3 tts-elevenlabs Shipped (internal/tts/elevenlabs/) First cloud backend; validates BYOK + cost controls + streaming mode
4 tts-openai Planned Validates shares_credential_with reuse (with llm-openai); validates non-streaming-first cloud path
5+ tier-2 backends Planned Same contract, different wire protocols

Build the audio-playback subsystem (blackrim-vox-40r) and TTS sink (blackrim-vox-38t) with tts-say alone first. Add backends after the base interface + playback path are proven.

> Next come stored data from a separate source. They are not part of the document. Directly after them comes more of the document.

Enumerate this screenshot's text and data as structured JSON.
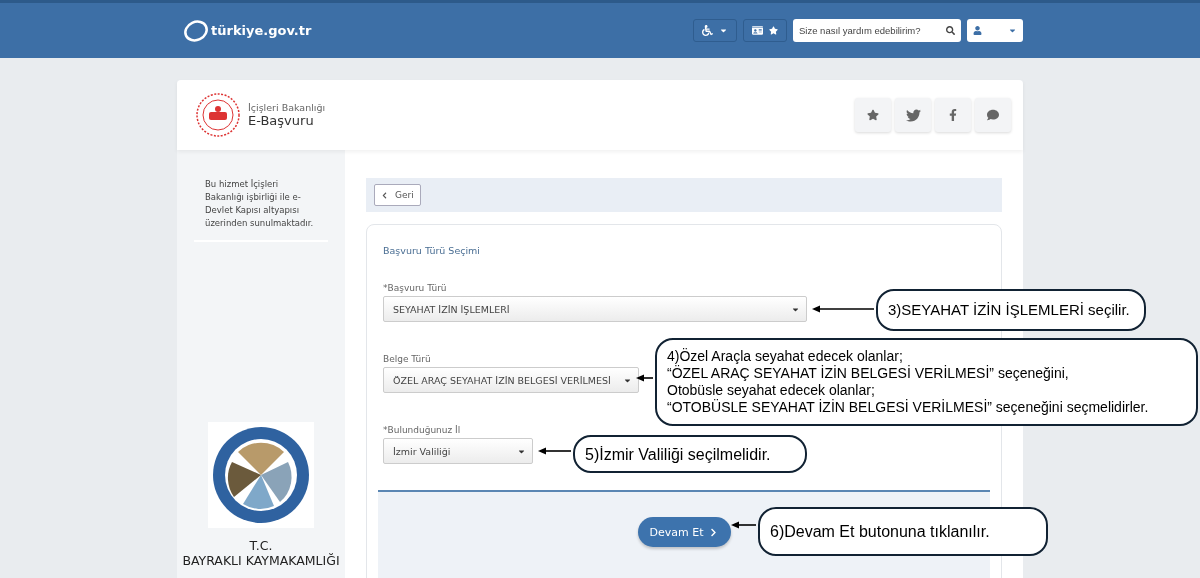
{
  "header": {
    "logo_text": "türkiye.gov.tr",
    "search": {
      "placeholder": "Size nasıl yardım edebilirim?"
    }
  },
  "service": {
    "ministry": "İçişleri Bakanlığı",
    "title": "E-Başvuru"
  },
  "sidebar": {
    "note": "Bu hizmet İçişleri Bakanlığı işbirliği ile e-Devlet Kapısı altyapısı üzerinden sunulmaktadır.",
    "institution": [
      "T.C.",
      "BAYRAKLI KAYMAKAMLIĞI"
    ]
  },
  "back_button": "Geri",
  "form": {
    "title": "Başvuru Türü Seçimi",
    "fields": [
      {
        "label": "*Başvuru Türü",
        "value": "SEYAHAT İZİN İŞLEMLERİ"
      },
      {
        "label": "Belge Türü",
        "value": "ÖZEL ARAÇ SEYAHAT İZİN BELGESİ VERİLMESİ"
      },
      {
        "label": "*Bulunduğunuz İl",
        "value": "İzmir Valiliği"
      }
    ],
    "submit": "Devam Et"
  },
  "callouts": [
    {
      "lines": [
        "3)SEYAHAT İZİN İŞLEMLERİ seçilir."
      ]
    },
    {
      "lines": [
        "4)Özel Araçla seyahat edecek olanlar;",
        "“ÖZEL ARAÇ SEYAHAT İZİN BELGESİ VERİLMESİ” seçeneğini,",
        "Otobüsle seyahat edecek olanlar;",
        "“OTOBÜSLE SEYAHAT İZİN BELGESİ VERİLMESİ” seçeneğini seçmelidirler."
      ]
    },
    {
      "lines": [
        "5)İzmir Valiliği seçilmelidir."
      ]
    },
    {
      "lines": [
        "6)Devam Et butonuna tıklanılır."
      ]
    }
  ]
}
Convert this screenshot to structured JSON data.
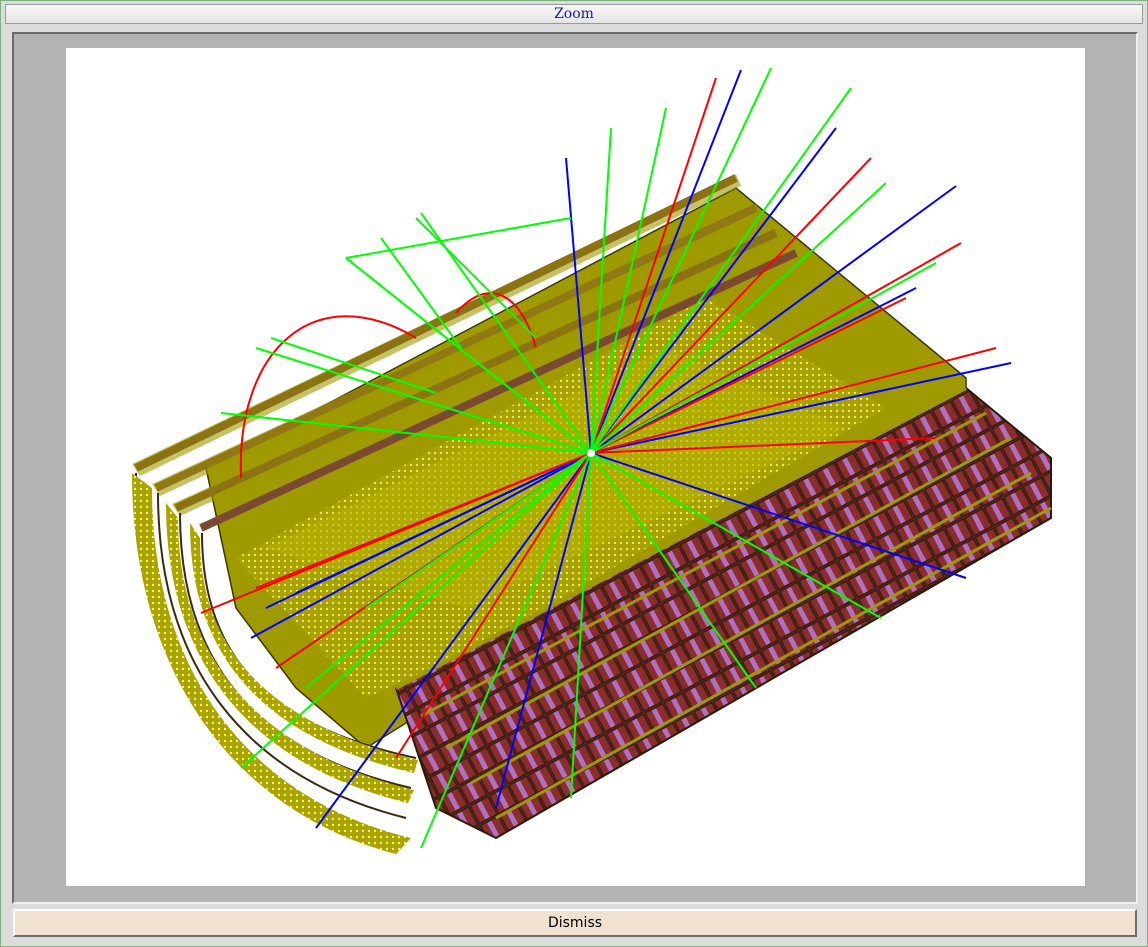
{
  "window": {
    "title": "Zoom"
  },
  "actions": {
    "dismiss_label": "Dismiss"
  },
  "colors": {
    "background": "#b3b3b3",
    "canvas": "#ffffff",
    "detector_yellow": "#9e9a00",
    "module_brown": "#6b3a2a",
    "track_red": "#ff0000",
    "track_green": "#00ff00",
    "track_blue": "#0000ff",
    "button": "#f1e1d1"
  }
}
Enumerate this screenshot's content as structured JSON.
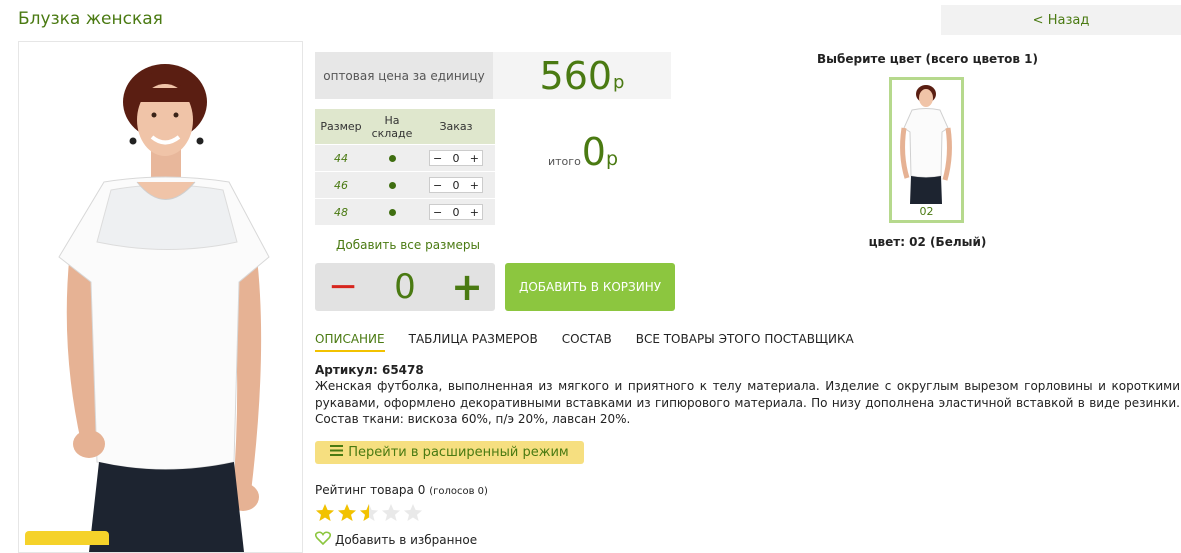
{
  "product": {
    "title": "Блузка женская",
    "back_label": "< Назад"
  },
  "price": {
    "label": "оптовая цена за единицу",
    "value": "560",
    "currency": "р"
  },
  "sizes_table": {
    "headers": [
      "Размер",
      "На складе",
      "Заказ"
    ],
    "rows": [
      {
        "size": "44",
        "in_stock": true,
        "qty": "0",
        "minus": "−",
        "plus": "+"
      },
      {
        "size": "46",
        "in_stock": true,
        "qty": "0",
        "minus": "−",
        "plus": "+"
      },
      {
        "size": "48",
        "in_stock": true,
        "qty": "0",
        "minus": "−",
        "plus": "+"
      }
    ]
  },
  "total": {
    "label": "итого",
    "value": "0",
    "currency": "р"
  },
  "add_all_sizes": "Добавить все размеры",
  "quantity": {
    "minus": "−",
    "value": "0",
    "plus": "+"
  },
  "add_to_cart": "ДОБАВИТЬ В КОРЗИНУ",
  "color_select": {
    "title": "Выберите цвет (всего цветов 1)",
    "swatches": [
      {
        "code": "02"
      }
    ],
    "selected_info": "цвет: 02 (Белый)"
  },
  "tabs": [
    {
      "label": "ОПИСАНИЕ",
      "active": true
    },
    {
      "label": "ТАБЛИЦА РАЗМЕРОВ",
      "active": false
    },
    {
      "label": "СОСТАВ",
      "active": false
    },
    {
      "label": "ВСЕ ТОВАРЫ ЭТОГО ПОСТАВЩИКА",
      "active": false
    }
  ],
  "description": {
    "article": "Артикул: 65478",
    "text": "Женская футболка, выполненная из мягкого и приятного к телу материала. Изделие с округлым вырезом горловины и короткими рукавами, оформлено декоративными вставками из гипюрового материала. По низу дополнена эластичной вставкой в виде резинки. Состав ткани: вискоза 60%, п/э 20%, лавсан 20%."
  },
  "extended_mode": "Перейти в расширенный режим",
  "rating": {
    "label": "Рейтинг товара 0",
    "votes": "(голосов 0)",
    "stars_filled": 2.5,
    "stars_total": 5
  },
  "favorites": "Добавить в избранное",
  "colors": {
    "accent": "#4a7a12",
    "button_green": "#8cc63f",
    "minus_red": "#d7261e",
    "yellow": "#f6df80",
    "star": "#f2c200"
  }
}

Project Principle: Opinionated Defaults, Every Default Configurable

This contract continues the principle established in the other v1 contracts. Every behavior with a defensible default (stream_buffer_chunks: 32, health_recovery_interval: 5m, emit_cost_metadata: true, preflight_cost_estimate: true, the tier-1 backend choices, etc.) is exposed as a config knob. Defaults reflect a considered recommendation for the typical voice-to-voice conversational use case; the knobs exist so specialized workflows can tune them.


TTS Sink wiring layer

internal/sink/tts (bead blackrim-vox-38t) provides the wiring layer between tts.Backend and audio/playback. It implements sink.Sink and consumes llm_response envelopes from the orchestrator, calling backend.Synthesize() and routing the resulting AudioBuffer to player.Play(). See docs/internal/tts-sink.md for the full contract.

Enable in vox listen with --tts (default backend: say).